The Sand Hill Review               http://www.sandhillreview.org              2010

 

 

 

 

Lemon’s First Morning

 

David Hirzel

 

 

Island of Tristan da Cunha, 1827

 

“It’s cold here.”

“That all you got to say?”

Silence, except for the stirring of the wind in the thatch overhead and the steady drip of the rain from the eave onto the woodpile outside.  Lemon hears the murmur of other couples awakening:  a groan, a sigh, the creaking of a roped bed sling.  The closeted air is rank with the foul breath, the sweat and heavy musk of a common bedchamber.  The low voices of strangers—whispers, sighs, complaints, a giggle—come from behind the curtains of woven grass.  She hears a slap—Ow!—and another, the rustle of a lover’s tussle, a voice she barely knows calling a name she can’t remember.

Inside, the hut is dark, almost as black as the pit of hell—dark enough to conceal the filth and vermin in the bed and the rat-like face of the man she had wed only yesterday.  There are no windows to the room—a single door is the only way out.  Still, Lemon knows it is morning.  She stirs from her pallet on the floor and sits upright.  The dank woolen blanket falls away and a chill draft kisses her bare shoulder.  She knows already that this will be the gentlest touch she will ever feel in this her new and final home.  Her man, Perl, the man who had won her by chance, turns away, pulling the loose blanket around himself.

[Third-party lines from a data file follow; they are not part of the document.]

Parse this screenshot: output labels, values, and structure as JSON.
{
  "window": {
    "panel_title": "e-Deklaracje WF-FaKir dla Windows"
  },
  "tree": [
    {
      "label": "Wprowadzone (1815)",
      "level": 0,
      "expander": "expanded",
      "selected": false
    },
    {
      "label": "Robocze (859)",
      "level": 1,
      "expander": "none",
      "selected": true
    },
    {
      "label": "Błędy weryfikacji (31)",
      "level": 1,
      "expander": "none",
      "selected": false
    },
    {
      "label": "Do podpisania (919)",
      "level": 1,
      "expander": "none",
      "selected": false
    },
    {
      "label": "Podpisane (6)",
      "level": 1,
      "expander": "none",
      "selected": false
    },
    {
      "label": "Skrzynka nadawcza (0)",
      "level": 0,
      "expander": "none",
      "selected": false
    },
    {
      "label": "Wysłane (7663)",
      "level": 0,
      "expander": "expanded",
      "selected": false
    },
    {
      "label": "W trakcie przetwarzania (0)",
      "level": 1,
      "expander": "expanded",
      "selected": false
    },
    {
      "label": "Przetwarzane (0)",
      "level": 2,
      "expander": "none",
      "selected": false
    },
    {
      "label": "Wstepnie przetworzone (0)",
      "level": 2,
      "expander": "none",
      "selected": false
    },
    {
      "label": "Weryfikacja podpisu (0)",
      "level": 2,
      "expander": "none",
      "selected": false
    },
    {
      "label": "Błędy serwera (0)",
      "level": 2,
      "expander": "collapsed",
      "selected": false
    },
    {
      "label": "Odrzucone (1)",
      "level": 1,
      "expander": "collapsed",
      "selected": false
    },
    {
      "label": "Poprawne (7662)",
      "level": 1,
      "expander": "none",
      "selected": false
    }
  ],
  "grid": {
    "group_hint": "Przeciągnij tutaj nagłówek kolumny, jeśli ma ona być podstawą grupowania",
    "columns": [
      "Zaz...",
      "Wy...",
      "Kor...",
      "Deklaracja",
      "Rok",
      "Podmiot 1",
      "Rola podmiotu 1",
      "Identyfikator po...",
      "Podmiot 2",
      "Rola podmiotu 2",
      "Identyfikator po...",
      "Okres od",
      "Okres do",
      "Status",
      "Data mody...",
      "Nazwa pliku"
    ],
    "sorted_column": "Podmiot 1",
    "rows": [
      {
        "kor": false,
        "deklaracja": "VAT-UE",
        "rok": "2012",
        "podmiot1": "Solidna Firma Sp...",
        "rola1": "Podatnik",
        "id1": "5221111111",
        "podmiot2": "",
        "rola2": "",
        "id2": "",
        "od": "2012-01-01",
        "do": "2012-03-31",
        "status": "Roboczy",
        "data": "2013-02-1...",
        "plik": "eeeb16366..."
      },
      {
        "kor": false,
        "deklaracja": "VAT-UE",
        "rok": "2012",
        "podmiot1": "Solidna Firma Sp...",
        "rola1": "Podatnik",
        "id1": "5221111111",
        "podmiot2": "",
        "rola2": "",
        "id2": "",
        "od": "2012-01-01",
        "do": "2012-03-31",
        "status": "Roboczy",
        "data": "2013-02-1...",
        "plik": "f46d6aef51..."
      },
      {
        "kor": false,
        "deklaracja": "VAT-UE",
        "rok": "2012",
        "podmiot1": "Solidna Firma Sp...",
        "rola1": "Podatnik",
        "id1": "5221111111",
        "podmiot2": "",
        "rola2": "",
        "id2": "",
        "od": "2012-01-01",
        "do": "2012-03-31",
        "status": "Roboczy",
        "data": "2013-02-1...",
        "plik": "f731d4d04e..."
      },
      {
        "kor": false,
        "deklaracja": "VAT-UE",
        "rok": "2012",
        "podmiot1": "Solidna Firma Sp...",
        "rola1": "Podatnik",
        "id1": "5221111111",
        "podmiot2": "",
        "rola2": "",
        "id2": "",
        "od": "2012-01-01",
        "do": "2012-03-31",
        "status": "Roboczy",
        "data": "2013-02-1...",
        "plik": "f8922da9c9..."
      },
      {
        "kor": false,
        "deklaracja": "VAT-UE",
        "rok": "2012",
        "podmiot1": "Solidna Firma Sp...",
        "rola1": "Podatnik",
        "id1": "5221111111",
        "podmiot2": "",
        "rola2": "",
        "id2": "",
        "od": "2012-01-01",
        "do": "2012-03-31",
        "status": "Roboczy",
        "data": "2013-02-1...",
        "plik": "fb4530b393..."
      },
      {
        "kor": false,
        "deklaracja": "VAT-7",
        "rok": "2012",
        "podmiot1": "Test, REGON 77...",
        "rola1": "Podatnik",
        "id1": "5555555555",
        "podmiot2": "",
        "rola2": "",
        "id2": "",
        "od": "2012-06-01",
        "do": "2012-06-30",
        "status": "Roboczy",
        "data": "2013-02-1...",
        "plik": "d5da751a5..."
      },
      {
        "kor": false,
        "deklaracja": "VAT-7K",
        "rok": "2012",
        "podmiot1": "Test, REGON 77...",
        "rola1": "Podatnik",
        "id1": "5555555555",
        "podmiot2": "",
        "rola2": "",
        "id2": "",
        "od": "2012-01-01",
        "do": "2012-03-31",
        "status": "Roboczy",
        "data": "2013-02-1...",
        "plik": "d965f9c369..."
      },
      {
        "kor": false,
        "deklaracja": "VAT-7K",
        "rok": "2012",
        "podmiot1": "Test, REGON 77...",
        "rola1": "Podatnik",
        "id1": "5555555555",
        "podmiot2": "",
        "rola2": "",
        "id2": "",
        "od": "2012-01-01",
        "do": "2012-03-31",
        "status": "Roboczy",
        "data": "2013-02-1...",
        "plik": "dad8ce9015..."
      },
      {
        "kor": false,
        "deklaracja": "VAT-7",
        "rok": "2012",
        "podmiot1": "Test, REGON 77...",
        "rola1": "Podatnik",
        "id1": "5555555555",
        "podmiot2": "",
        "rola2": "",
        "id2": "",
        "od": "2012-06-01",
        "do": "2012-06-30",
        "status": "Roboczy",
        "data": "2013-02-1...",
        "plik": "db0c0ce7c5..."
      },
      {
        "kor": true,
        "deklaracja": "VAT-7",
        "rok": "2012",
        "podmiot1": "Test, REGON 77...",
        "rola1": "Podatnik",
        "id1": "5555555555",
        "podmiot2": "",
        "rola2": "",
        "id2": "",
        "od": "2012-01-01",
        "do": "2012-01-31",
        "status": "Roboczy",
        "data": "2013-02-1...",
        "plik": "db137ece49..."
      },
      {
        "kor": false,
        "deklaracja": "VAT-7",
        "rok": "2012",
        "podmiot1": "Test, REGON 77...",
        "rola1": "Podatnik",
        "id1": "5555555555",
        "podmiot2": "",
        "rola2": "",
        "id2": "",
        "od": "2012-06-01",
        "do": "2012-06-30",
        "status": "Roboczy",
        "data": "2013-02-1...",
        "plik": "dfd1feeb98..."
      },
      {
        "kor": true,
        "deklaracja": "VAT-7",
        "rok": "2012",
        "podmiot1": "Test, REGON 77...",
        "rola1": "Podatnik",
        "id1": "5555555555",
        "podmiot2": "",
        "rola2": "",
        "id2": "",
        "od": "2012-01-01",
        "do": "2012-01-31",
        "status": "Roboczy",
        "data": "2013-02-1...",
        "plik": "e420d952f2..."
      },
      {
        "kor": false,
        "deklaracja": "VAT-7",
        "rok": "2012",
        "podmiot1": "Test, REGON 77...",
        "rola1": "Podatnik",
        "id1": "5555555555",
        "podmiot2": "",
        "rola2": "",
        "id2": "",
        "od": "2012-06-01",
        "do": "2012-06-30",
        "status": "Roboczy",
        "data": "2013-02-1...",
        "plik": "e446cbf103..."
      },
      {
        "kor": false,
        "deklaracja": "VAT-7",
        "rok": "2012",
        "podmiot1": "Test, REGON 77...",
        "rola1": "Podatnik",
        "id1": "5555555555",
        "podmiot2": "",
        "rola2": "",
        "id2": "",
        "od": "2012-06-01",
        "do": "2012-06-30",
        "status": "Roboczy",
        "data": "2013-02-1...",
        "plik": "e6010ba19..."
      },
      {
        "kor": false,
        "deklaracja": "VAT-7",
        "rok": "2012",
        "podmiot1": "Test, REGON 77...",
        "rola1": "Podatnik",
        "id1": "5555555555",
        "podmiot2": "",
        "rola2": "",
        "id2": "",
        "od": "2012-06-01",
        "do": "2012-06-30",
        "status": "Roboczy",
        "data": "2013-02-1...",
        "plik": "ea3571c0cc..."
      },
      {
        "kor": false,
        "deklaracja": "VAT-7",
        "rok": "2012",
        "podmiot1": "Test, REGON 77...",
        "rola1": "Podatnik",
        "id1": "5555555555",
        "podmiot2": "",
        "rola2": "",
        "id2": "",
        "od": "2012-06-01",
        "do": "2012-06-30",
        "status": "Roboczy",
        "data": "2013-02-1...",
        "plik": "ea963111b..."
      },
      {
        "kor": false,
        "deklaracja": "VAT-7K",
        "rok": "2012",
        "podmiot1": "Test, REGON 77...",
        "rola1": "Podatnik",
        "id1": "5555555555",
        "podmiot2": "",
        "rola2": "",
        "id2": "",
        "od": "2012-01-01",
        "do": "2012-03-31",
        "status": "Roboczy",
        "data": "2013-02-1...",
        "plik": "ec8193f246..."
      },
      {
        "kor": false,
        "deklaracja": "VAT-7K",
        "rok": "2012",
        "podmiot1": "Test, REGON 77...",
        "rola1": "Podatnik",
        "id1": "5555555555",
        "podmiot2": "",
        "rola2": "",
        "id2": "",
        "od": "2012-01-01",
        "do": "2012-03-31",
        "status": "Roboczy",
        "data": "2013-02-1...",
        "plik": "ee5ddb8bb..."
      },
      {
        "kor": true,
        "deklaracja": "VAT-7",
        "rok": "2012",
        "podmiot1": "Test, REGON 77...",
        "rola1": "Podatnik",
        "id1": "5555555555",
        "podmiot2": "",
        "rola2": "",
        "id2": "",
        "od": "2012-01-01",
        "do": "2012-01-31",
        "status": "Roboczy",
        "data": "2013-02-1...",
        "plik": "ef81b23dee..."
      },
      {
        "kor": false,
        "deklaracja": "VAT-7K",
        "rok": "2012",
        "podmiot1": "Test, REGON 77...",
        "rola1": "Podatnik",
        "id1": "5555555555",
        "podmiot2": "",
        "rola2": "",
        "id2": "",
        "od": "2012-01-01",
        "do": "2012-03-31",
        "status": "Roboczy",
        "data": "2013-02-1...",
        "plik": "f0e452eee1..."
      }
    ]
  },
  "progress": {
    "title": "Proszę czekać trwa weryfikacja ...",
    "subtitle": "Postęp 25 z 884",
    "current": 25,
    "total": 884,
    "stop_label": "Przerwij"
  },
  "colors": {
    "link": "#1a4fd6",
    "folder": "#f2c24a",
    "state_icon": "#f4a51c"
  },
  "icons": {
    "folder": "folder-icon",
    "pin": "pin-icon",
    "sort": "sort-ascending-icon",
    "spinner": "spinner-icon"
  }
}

The night had been one of animal rutting—not so bad in its own way but leaving no promise of anything better.  And Lemon had come to the island in search of something better.  All the girls had.  The ship that had brought them had sailed away and now they are here for good, chosen for brides the moment they had stepped off the boat.  Those five men who had sent for them—who knew what they really wanted?  Who could figure what brought any of them to this awful lonesome place? 

The five women had come without knowing where they were going or who they would wed.  Even so, the prospect of life married to a stranger on a faraway isle had seemed better than everything that had gone before.  Now they are all of them cast away together—by choice, yes, but still cast away.  Counting the governor and his wife, there are only twelve people on the entire desert island.

Now she is wed to Perl.  Who is this man?  What does he look like?  She barely remembers.  It has only been a day since the boat ground to a halt on the beach and half a dozen men had rushed into the surf to pull it farther up to safety.  The oldest among them, Swain, had quickly claimed the first woman ashore.  “This one’s mine,” he announced, lifting Black Mary over the gunwale.  Another man, the Dane, took the next girl and so it went until there was only one girl left—Lemon—and one man.  You could tell he was not the strongest, or the smartest.  Men have a way of arranging themselves like that.  Like chickens.  Women too.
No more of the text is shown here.